Uni-Tübingen

Newsletter Uni Tübingen aktuell Nr. 4/2023: Leute

Lehrmeister der Parasitologie und universeller Zoologe

Zum Tode von Professor Dr. Peter Wenk ein Nachruf von Alfons Renz

Weshalb gibt es eigentlich Parasiten und was macht sie so erfolgreich? Über die Hälfte aller Lebewesen durchläuft zumindest eine parasitische Lebensphase. Für die Theodizee sind Parasiten eine Herausforderung ebenso wie für die Medizin, heute speziell in den Tropen. 

Malaria, Flussblindheit, Bilharziose und Schlafkrankheit stehen stellvertretend für die vielen durch Mücken, Fliegen oder Schnecken als Zwischenwirte übertragenen Seuchen. Ihnen galt das wissenschaftliche Interesse von Professor Peter Wenk, der die parasitologische Forschung und Lehre am Tübinger Tropenmedizinischen Institut aufgebaut und bis zu seiner Pensionierung 1989 maßgebend geprägt hat.

Geboren in Brooklyn/New York, aufgewachsen in Friedrichshafen am Bodensee und Biberach wurde er als kaum 18-Jähriger eingezogen. In Russland und Frankreich mehrfach schwer verwundet konnte er erst 1946 das Studium der Biologie und Philosophie in Tübingen bei Kühn, Bünning, Butenandt, Spranger und Weischedel beginnen und in Basel bei Portmann fortsetzen. 1953 promovierte er in Tübingen beim Entomologen Hermann Weber mit einer funktionsmorphologischen Arbeit über den Stechapparat des Hundeflohs. Die meisterhaften Tuschezeichnungen finden sich heute in den biologischen Lehrbüchern. Und sie verschafften ihm viel später noch eine unverhoffte Einladung zu einem Treffen der Flohforscher auf dem Landsitz von Miriam Rothschild bei London.

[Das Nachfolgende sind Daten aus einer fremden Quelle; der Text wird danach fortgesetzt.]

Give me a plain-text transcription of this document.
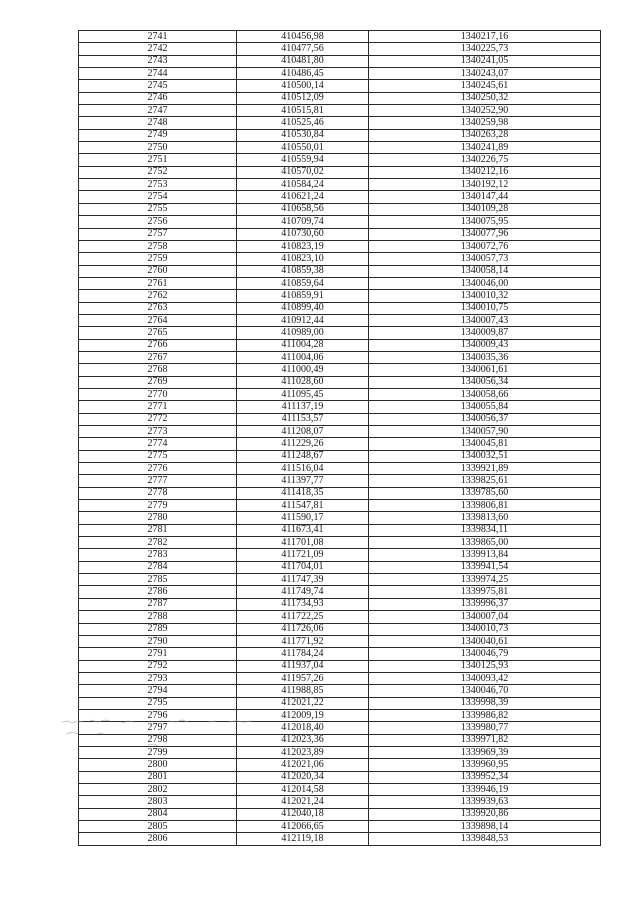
2741	410456,98	1340217,16
2742	410477,56	1340225,73
2743	410481,80	1340241,05
2744	410486,45	1340243,07
2745	410500,14	1340245,61
2746	410512,09	1340250,32
2747	410515,81	1340252,90
2748	410525,46	1340259,98
2749	410530,84	1340263,28
2750	410550,01	1340241,89
2751	410559,94	1340226,75
2752	410570,02	1340212,16
2753	410584,24	1340192,12
2754	410621,24	1340147,44
2755	410658,56	1340109,28
2756	410709,74	1340075,95
2757	410730,60	1340077,96
2758	410823,19	1340072,76
2759	410823,10	1340057,73
2760	410859,38	1340058,14
2761	410859,64	1340046,00
2762	410859,91	1340010,32
2763	410899,40	1340010,75
2764	410912,44	1340007,43
2765	410989,00	1340009,87
2766	411004,28	1340009,43
2767	411004,06	1340035,36
2768	411000,49	1340061,61
2769	411028,60	1340056,34
2770	411095,45	1340058,66
2771	411137,19	1340055,84
2772	411153,57	1340056,37
2773	411208,07	1340057,90
2774	411229,26	1340045,81
2775	411248,67	1340032,51
2776	411516,04	1339921,89
2777	411397,77	1339825,61
2778	411418,35	1339785,60
2779	411547,81	1339806,81
2780	411590,17	1339813,60
2781	411673,41	1339834,11
2782	411701,08	1339865,00
2783	411721,09	1339913,84
2784	411704,01	1339941,54
2785	411747,39	1339974,25
2786	411749,74	1339975,81
2787	411734,93	1339996,37
2788	411722,25	1340007,04
2789	411726,06	1340010,73
2790	411771,92	1340040,61
2791	411784,24	1340046,79
2792	411937,04	1340125,93
2793	411957,26	1340093,42
2794	411988,85	1340046,70
2795	412021,22	1339998,39
2796	412009,19	1339986,82
2797	412018,40	1339980,77
2798	412023,36	1339971,82
2799	412023,89	1339969,39
2800	412021,06	1339960,95
2801	412020,34	1339952,34
2802	412014,58	1339946,19
2803	412021,24	1339939,63
2804	412040,18	1339920,86
2805	412066,65	1339898,14
2806	412119,18	1339848,53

Gleich nach dem Studium folgte eine erste Anstellung als Wissenschaftlicher Mitarbeiter bei Hoffmann-La Roche in Basel, wo er auch seine spätere Ehefrau Christine kennenlernte. Mit seinem Kollegen Dr. med. Johann-Rudolf Frey experimentierte er mit großem Erfolg über die Funktion des regionalen Lymphknotens bei Hautallergie und die Immunität bei parasitären Pilzkrankheiten der Haut. Als Erster beschrieb er die immunmodulatorische Wirkung von Bacillus Calmette-Guérin (BCG) mit dem Ergebnis einer unspezifischen Schutzwirkung bei experimentellen Infektionen. Heute findet sich dieses Adjuvanz in vielen Impfstoffen. Beim Korrigieren der Textentwürfe für die gemeinsamen Publikationen, über die auch in der Neuen Züricher Zeitung berichtet wurde, wackelten nach Peter Wenks Schilderung mitunter die Scheiben der hölzernen Wände des Büros. Dabei vermittelte Johann Frey die Grundlagen der Immunologie, Peter Wenk ihm die Grundlagen der Erkenntnis, etwa den Unterschied von Prinzipien und Mechanismen.

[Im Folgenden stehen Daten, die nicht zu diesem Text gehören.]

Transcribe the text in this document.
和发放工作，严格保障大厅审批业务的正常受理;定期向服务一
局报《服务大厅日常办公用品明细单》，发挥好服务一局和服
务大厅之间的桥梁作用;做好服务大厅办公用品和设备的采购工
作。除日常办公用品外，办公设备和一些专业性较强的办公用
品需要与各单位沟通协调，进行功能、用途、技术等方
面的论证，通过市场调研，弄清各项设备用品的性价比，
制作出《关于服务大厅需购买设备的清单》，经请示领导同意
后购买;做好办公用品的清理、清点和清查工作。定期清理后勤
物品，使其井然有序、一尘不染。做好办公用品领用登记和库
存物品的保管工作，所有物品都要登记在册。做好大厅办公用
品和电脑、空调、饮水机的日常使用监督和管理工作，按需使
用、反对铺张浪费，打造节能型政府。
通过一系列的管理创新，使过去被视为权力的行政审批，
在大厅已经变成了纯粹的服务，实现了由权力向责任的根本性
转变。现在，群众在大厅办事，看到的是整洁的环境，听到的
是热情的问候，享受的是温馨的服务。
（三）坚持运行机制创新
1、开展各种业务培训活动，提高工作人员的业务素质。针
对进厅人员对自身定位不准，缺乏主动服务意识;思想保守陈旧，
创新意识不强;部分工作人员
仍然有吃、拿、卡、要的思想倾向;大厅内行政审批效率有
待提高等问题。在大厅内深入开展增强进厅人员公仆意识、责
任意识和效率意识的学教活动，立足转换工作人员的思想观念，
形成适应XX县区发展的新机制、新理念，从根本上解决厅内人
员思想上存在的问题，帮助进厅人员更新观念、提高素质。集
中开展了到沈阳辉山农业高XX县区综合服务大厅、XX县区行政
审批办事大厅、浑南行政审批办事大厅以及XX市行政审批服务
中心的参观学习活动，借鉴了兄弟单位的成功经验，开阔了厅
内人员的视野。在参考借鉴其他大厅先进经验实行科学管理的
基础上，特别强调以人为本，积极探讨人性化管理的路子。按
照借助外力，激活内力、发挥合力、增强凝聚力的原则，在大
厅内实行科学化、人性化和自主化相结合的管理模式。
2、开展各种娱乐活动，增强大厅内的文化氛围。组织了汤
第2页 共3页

Eine in Aussicht gestellte Karriere im Labor des pharmazeutischen Unternehmens befriedigte jedoch nicht seinen zoologischen Forscherdrang und widersprach seiner Überzeugung, dass man sich nur mit grundsätzlichen Fragen beschäftigen solle. "Beenden Sie ihren inneren Widerspruch oder dieser wird sie beenden," beschied ihm der Arzt! Die ersehnte Assistentenstelle am Tübinger Zoologischen Institut wurde ihm schließlich 1958 von seinem Doktorvater Hermann Weber angeboten. Dann der Schicksalsschlag: Noch in der Kündigungsfrist kam die Todesnachricht seines Mentors. Alle Zusagen waren hinfällig.

"Bewerben Sie sich bei Prof. Ludolph Fischer am neu gegründeten Institut für Tropenmedizin!" Dieser auf der Beerdigungsfeier gegebene Rat brachte ihn zu seiner neuen Wirkungsstätte, deren Geschick er über die folgenden 30 Jahre maßgebend prägte. Sein Forschungsthema wurden die Simuliiden, Kriebelmücken, Überträger der Flussblindheit in Afrika. Ihre Morphologie und Biologie erneuerten sein Interesse an der Entomologie, Epidemiologie und Ökologie. Bislang war die Zucht von Kriebelmücken im Labor – Voraussetzung für die Anwendung neuerer Methoden der Labortechnik – niemandem geglückt, denn die Larven und Puppen entwickeln sich nur in schnellfließenden Gewässern, erfordern also einen künstlichen Bach und geeignete Wirte für die Blutmahlzeit der weiblichen Imagines. Erst nachdem zweimal das unter seinem Labor gelegene Zimmer des Institutschefs unter Wasser gesetzt wurde, bekam er einen für die Nassarbeit besser geeigneten Raum zugewiesen, im ehemaligen Weinkeller des Kanzlerhauses in der Wilhelmstrasse 15.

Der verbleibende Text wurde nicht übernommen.